'Fake news' y la verdad rediviva
La discusión en torno a las fake news y sus múltiples variantes copa no solo las tribunas de las principales cabeceras nacionales e internacionales, sino que preocupa a políticos y a altos cargos en las agencias de inteligencia de muchos países. Su efecto en el clima político norteamericano, en la campaña por el Brexit o en los meses aciagos de la traca catalana preocupa a muchos, especialmente cuanto más se sabe acerca de sus promotores.
La discusión en torno a las fake news y sus múltiples variantes copa no solo las tribunas de las principales cabeceras nacionales e internacionales, sino que preocupa a políticos y a altos cargos en las agencias de inteligencia de muchos países. Su efecto en el clima político norteamericano, en la campaña por el Brexit o en los meses aciagos de la traca catalana preocupa a muchos, especialmente cuanto más se sabe acerca de sus promotores.
Si el fenómeno de las fake news no es nuevo y su historia es tan larga, ¿qué hace de él algo tan relevante en el presente?
A diferencia de la difamación personal, las fake news (la propaganda, en castizo) han sido tradicionalmente, por sus características y su escala, un fenómeno vinculado a estructuras de poder consolidado y fuerte como gobiernos o figuras sociales relevantes. En la Alemania Nazi, Adolph Hitler y William Randolph Hearst acordaron utilizar el imperio de periódicos, revistas y cronistas de este último como canales de propaganda para mostrar al Tercer Reich como la meta del progreso del siglo XX. Como hacía ver Kenan Malik, el monopolio de la mentira en masa ya no está reservado a gobiernos o figuras prominentes, cualquiera con algo de tino psicológico y wifi puede ejercer una influencia perversa hasta hace poco reservada solo a algunos. La desestructuración del poder y de su privilegio amplificador favorecido por la tecnología ha democratizado la mentira masiva, abriendo el mercado de lo falso a individuos y permitiendo que determinados estados puedan camuflarse detrás de identidades personales (al igual que en el caso de ataques cibernéticos).

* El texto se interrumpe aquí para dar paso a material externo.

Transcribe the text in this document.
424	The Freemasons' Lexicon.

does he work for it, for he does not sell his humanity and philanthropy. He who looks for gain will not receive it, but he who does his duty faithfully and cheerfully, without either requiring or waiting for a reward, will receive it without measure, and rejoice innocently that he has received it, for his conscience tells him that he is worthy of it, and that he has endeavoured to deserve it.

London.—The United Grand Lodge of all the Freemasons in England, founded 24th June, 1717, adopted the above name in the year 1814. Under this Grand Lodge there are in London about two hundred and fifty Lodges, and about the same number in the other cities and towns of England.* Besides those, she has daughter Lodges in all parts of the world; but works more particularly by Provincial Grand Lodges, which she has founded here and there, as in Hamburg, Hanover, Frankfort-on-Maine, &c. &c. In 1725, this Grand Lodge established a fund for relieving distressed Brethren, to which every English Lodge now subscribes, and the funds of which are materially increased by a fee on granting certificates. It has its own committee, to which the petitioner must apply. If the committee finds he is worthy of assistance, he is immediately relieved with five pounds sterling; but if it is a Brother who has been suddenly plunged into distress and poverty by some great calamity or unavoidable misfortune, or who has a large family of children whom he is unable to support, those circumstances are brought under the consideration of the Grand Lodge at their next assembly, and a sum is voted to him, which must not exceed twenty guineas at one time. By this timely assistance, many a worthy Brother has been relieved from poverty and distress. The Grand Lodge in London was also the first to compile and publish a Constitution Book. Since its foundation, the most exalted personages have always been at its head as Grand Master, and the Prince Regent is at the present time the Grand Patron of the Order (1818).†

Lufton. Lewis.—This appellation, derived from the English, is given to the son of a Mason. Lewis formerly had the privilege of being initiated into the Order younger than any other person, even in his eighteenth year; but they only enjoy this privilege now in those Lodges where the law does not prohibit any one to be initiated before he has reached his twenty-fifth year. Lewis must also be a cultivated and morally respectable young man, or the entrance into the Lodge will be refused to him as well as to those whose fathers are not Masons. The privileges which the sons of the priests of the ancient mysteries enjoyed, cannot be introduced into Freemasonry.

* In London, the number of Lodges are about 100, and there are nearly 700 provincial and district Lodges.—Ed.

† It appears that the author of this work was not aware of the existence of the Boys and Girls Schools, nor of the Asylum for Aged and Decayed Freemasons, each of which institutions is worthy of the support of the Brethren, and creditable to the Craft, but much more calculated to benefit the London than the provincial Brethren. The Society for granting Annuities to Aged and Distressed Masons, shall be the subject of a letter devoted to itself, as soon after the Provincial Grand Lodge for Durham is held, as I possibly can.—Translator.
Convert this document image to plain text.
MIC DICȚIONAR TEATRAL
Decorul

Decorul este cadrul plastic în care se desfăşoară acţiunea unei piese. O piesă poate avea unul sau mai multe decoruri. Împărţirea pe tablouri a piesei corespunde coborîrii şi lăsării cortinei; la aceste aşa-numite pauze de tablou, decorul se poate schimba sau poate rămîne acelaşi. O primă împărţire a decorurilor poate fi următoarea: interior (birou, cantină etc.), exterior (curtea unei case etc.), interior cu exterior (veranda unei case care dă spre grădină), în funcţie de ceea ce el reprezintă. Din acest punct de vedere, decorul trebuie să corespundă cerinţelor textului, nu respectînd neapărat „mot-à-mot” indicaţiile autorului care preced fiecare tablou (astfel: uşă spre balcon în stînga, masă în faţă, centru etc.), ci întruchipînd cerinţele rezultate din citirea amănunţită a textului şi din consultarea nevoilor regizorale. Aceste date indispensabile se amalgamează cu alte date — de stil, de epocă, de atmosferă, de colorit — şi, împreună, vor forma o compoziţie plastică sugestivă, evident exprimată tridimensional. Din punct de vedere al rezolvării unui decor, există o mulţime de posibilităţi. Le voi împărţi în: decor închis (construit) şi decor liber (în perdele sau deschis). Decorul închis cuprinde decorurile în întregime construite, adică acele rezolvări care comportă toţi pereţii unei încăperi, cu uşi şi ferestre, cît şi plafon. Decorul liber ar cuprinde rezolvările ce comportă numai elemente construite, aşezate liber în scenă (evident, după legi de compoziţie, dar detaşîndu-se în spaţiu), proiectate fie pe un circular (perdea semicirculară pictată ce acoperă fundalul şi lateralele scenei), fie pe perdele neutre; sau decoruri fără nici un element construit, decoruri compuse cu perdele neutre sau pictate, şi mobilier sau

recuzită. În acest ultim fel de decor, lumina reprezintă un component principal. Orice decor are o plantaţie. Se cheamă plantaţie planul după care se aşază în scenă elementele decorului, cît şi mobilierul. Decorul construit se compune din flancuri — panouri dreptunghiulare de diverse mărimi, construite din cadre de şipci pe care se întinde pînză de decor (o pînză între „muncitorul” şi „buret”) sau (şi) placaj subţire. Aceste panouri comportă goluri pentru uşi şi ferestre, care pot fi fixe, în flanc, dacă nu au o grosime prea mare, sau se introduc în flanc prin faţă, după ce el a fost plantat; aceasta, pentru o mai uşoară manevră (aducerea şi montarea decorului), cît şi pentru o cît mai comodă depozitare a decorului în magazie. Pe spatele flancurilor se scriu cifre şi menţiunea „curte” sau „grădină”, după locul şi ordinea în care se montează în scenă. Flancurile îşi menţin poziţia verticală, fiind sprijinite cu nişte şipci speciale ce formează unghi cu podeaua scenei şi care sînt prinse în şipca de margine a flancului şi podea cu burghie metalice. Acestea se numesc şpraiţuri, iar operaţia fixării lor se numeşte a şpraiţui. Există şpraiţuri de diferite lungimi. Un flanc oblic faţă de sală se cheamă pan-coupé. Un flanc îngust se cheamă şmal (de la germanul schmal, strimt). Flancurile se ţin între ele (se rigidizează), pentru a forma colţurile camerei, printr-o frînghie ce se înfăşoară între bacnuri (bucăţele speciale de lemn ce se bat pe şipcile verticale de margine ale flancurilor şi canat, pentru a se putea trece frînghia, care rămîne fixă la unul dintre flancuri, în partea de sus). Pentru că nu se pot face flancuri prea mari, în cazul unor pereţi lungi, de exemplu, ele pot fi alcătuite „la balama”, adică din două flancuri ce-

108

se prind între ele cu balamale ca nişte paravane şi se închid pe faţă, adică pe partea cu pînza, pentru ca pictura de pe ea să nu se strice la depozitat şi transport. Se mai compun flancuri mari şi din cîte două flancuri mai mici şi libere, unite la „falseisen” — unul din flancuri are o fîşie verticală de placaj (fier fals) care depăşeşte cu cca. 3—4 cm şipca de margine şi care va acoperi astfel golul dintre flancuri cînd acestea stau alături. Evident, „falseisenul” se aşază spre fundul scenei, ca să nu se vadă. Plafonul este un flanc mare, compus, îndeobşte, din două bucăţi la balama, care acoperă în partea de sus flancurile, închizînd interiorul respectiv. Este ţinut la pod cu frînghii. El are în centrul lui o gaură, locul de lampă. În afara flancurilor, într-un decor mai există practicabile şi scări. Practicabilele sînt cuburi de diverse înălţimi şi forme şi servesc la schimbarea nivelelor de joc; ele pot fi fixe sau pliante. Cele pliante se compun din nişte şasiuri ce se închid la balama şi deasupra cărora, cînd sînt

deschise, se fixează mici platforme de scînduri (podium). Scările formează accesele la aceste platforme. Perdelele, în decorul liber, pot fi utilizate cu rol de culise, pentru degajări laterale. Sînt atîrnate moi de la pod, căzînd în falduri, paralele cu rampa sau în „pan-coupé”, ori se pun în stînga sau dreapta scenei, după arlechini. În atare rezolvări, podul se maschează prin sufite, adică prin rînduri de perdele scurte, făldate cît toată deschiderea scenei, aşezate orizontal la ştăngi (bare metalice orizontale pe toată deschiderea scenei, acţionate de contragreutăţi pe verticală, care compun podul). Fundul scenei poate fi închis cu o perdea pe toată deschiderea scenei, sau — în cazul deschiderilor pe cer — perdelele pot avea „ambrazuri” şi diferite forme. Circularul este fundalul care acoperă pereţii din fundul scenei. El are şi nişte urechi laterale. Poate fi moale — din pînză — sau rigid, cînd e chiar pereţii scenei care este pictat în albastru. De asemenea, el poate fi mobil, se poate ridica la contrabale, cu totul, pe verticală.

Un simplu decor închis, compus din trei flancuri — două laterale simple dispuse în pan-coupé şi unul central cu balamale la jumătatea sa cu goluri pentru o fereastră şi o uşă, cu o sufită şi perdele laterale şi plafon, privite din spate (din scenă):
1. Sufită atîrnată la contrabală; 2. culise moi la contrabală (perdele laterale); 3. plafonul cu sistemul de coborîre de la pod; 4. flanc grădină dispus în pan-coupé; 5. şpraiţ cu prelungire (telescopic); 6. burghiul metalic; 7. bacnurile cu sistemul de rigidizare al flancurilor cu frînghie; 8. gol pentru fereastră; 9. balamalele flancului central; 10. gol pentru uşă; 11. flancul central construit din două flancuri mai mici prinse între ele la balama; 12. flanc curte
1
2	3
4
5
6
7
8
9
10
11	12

Somos más, por lo tanto, quienes tenemos capacidad de mentir a gran escala. Por desgracia, además, somos más también quienes podemos ser engañados. No lo somos solo en el sentido numérico, sino también en lo que toca a la fragilidad de nuestra relación personal con la realidad.
Escribía Hannah Arendt en 1951 que “el sujeto ideal del dominio totalitario [y, por lo tanto, de la mentira] no es el nazi convencido o el comunista convencido, sino aquel para quien la distinción entre los hechos y la ficción, entre lo verdadero y lo falso ya no existe”. El pensamiento posmoderno, con Vattimo y su Adiós a la verdad (Ed. Gedisa) a la cabeza, nos puso en guardia contra la verdad, madre, quién lo duda, de imposiciones y rigideces. Desembarazarnos de la noción de verdad nos llevaría, por fin, al entendimiento y la juerga democrática. Ya escribía Campoamor que “en este mundo traidor nada es verdad ni mentira; todo es según el color del cristal con que se mira”. A Campoamor le robamos los versos sin percibir su drama y los hicimos modo de vida y ahora que el cristal a través del que miran los otros no nos gusta, nos lamemos las heridas.
Al flirteo con la mentira y la relatividad nos predispone la larga historia de nuestro corazón, desde luego, pero también el humus cultural y filosófico en el que vivimos y que un cierto progresismo gayo ha favorecido durante décadas desde cátedras universitarias y editoriales de periódico. Ahora toca recoger tempestades y digerir incómodas verdades: al parecer, no todo vale. La barrera más grande contra la mentira no son los –necesarios– planes estatales contra las fake news, sino personas capaces de distinguir la realidad de la ficción, lo verdadero de lo falso. En esa guerra todos deberíamos estar enrolados.